Wilderness Walk Series
These paintings are a duplex of time: a mirrored chamber in which I watched my own life collapse in the same shape my father’s had decades earlier.
First came the losses in rapid succession—my mentor, then my father, then my career as senior taxable-bond trader for Bank of America. I had traded for fifteen years, and the house we lived in was valued at half a million dollars. My wife and I sold everything, uprooted, and moved to Austin, Texas, dreaming of a quiet life where I could finally paint full-time, picking up the thread of success I had tasted in the late 1980s and early 1990s.
God had other plans.
Five months after arriving—uninsured—I dissected my carotid artery. A long hospital stay, six (very expensive) MRIs, four surgeons, and a newly developed inner cranial carotid stent (I needed two) drained our fortune. For a full year I could not speak. No adequate work appeared, so I took a post with the U.S. Treasury in Austin and settled into a strange, existence I never meant to keep.

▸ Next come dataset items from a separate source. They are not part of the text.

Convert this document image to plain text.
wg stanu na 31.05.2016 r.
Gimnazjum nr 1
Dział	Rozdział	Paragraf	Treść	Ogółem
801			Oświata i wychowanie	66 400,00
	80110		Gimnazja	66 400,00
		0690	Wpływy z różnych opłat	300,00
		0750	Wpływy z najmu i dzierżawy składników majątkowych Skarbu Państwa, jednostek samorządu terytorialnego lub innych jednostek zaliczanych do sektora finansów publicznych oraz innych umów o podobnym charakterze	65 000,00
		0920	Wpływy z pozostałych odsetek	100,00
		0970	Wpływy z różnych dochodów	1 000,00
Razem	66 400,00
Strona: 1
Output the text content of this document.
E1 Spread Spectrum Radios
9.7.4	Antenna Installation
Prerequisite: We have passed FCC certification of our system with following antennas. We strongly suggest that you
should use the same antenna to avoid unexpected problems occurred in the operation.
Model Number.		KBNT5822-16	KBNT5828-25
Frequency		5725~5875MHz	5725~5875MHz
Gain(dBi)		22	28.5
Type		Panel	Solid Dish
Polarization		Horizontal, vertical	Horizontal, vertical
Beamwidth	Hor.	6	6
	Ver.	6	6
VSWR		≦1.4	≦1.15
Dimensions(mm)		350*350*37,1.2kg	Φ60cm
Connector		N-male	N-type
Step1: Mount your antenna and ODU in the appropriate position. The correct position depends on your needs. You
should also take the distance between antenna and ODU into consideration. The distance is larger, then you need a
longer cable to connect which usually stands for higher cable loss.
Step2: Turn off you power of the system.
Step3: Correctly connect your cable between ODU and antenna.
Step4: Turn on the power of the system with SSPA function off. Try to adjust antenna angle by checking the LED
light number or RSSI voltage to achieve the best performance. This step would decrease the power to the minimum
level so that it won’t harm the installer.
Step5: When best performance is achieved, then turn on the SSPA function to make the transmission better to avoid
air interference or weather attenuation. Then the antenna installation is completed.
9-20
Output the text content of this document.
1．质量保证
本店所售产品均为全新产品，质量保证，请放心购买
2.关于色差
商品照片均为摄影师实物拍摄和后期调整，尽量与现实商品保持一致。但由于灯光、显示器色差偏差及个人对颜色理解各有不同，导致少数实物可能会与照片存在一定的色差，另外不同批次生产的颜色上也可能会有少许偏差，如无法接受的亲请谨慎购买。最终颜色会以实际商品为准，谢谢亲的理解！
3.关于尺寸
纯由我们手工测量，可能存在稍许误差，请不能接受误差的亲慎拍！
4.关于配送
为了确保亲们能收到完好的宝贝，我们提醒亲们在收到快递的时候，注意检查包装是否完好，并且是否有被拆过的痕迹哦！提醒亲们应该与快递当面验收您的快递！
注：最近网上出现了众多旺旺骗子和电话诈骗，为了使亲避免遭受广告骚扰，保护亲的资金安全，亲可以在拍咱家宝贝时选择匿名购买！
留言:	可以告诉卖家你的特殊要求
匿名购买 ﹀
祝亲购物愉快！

The Wilderness Walk paintings were born in that trap. Each canvas is built around the skeletal ribs of old Texas wood towers—icons of drought and endurance. Across them I collage every denomination of U.S. currency, the very paper I once traded by the billions and now I’m part of a Federal operation giving away the same paper in the form of large tax refunds to undocumented aliens. A single common Americana logo, repeated like a watermark, ghosts through the compositions….reduced now to metaphor.
If the sins of the father are indeed visited upon the son, if broken DNA demands payment, then these towers are the ledger. They stand stripped of water, crowned with money, and branded with the mark of a fallen empire—silent witnesses to the moment a life, like a currency, is called in.
However, the lesson learned overtime (and timestamped by my paintings) was that God the Father was building me—a unique son of His—and answering an old prayer I whispered each morning in front of the Disney Concert Hall in Downtown L.A. (Its polished steel Exterior flashed like the beryl-stone of the New Jerusalem) while I begged NOT for another Cadillac to park beside my father’s Red one, but for relevance: a life that mattered beyond the ledger. I prayed for purpose in His kingdom, as opposed to monetary wealth in this one.
He severed the DNA tether to the Hotrum line—its pride, its patterns, its inevitable collapse—and grafted me into His living Vine. The towers in these paintings are no longer tombs of inheritance; they are towers of growth, and strangely, chess pieces on a vast board. Each one is an immovable object that forces a sudden change of direction.
Stripped of water, crowned with currency, branded by a fallen logo, they testify that the old man was crucified with his empire. What rises from the ash is a son who finally speaks—not with the voice of Wall Street, but with the quiet authority of one carried through the wilderness, broken, remade, and set (although wobbling) on his feet again.